The high court, in its ruling, also concluded that the trial court erred in finding Smith jointly and severally liable with Speedway on the Grubbs’ claims.
“... even assuming that circumstances might exist in which a store manager could be deemed liable to a business invitee for the manager’s failure to perform employment duties pertaining to the business premises, the store manager here, Smith, did not have sufficient control over Speedway’s premises to incur that sort of liability,” Hughes wrote.
The Supreme Court also affirmed the trial court’s denial of the recusal motion filed by Speedway and Smith.
The recusal motion, which also called for a new trial, was premised on allegations aired in the course of a criminal trial in the U.S. District Court for the Eastern District of Kentucky.
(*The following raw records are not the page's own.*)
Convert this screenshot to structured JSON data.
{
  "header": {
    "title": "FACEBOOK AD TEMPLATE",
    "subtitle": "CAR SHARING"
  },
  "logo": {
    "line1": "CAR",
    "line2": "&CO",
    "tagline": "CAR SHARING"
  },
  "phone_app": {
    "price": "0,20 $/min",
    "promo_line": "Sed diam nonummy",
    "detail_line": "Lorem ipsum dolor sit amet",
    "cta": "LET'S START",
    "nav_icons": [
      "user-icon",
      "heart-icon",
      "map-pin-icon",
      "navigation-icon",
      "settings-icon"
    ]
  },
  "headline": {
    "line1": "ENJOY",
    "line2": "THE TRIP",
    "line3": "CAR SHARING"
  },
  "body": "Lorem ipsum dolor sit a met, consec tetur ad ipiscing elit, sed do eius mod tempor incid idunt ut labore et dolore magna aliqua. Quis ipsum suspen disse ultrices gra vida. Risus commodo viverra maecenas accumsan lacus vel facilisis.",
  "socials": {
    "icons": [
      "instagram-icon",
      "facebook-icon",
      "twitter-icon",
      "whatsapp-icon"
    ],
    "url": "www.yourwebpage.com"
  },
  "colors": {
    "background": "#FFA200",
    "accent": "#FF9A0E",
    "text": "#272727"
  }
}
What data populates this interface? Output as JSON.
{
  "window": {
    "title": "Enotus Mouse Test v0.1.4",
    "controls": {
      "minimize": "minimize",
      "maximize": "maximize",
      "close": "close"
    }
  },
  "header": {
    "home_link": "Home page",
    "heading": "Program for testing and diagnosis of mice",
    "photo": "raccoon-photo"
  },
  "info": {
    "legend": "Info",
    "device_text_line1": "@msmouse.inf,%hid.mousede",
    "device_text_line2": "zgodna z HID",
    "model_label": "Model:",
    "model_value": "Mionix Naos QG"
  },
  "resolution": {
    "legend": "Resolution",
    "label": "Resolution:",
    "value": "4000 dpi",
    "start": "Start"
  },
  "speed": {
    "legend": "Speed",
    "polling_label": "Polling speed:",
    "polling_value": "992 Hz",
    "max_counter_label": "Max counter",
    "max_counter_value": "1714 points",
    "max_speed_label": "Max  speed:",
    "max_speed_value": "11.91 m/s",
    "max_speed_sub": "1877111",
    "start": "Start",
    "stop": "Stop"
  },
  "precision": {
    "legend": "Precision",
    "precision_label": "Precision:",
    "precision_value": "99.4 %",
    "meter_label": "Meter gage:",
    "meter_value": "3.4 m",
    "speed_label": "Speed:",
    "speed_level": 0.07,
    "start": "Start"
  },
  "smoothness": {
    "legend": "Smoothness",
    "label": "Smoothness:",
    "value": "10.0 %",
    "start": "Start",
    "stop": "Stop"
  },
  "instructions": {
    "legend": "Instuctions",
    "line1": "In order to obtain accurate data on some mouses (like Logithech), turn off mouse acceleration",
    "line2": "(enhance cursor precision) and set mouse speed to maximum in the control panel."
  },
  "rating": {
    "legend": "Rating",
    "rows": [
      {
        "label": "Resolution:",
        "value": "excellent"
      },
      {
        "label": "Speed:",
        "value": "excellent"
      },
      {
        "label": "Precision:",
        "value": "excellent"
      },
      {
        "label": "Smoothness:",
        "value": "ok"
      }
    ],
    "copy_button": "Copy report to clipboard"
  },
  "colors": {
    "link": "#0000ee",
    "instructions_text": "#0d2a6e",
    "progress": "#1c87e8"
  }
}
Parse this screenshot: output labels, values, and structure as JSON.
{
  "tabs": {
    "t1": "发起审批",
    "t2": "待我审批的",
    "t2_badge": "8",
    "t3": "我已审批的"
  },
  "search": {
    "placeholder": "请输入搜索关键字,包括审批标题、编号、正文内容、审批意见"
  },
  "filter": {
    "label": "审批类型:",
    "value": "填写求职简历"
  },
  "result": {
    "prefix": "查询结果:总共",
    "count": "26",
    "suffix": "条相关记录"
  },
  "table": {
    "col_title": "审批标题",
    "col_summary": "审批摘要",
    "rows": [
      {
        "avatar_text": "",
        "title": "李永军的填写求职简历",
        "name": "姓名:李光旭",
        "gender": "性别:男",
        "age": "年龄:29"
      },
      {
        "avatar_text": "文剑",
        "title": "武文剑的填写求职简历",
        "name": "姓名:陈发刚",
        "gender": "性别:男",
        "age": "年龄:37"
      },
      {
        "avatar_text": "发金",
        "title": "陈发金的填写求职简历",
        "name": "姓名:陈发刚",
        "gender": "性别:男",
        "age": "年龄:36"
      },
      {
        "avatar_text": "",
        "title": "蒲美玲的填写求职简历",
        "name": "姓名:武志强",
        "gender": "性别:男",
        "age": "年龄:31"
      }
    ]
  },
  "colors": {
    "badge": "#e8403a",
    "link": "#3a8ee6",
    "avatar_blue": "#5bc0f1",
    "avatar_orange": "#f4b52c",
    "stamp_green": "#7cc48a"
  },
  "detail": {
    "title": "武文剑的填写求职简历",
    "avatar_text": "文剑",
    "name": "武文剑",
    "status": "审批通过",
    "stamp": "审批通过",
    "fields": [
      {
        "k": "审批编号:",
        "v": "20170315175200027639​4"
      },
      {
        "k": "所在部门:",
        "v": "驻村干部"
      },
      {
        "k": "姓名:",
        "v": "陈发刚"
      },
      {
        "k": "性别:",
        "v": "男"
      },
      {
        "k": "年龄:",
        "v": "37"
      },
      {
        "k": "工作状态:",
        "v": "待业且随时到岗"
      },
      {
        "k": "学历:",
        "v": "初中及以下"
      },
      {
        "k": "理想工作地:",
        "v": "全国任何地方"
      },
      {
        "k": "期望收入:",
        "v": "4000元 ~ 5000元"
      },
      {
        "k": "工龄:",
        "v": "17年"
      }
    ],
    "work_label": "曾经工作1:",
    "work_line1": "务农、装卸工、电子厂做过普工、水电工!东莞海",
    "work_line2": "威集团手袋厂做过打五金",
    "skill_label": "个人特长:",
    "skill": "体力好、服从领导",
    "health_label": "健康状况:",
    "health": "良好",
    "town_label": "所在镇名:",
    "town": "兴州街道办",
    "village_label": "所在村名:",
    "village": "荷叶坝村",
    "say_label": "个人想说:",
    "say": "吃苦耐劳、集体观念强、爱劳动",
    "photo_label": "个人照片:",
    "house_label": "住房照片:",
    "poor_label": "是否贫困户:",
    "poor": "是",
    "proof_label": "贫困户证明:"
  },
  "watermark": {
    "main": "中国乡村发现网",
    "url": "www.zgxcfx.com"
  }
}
According to the defendants, those allegations linked Judge Oscar House and the Grubbs’ attorney, Yancey White, to a Clay County, Kentucky, vote-buying conspiracy.
The defendants argued the suggested relationship between House and White “calls into question” the rulings they, and other parties in similar situations, received.
But House, in his order denying a new trial and recusal, said no reasonable person would question his impartiality based only on “unsupported allegations mentioned for an entirely different purpose in the course of an unrelated federal trial.”
The Supreme Court agreed.
“A reasonable person would want more than innuendo and unsupported allegations to conclude that a judge’s impartiality had been impugned,” Hughes wrote, but added that a judge’s duty to avoid the appearance of impropriety is a “continuing one.”
She noted, “The question can be revisited on remand in this case if, in the several years since the question first arose, additional concerns have come to Speedway’s notice.”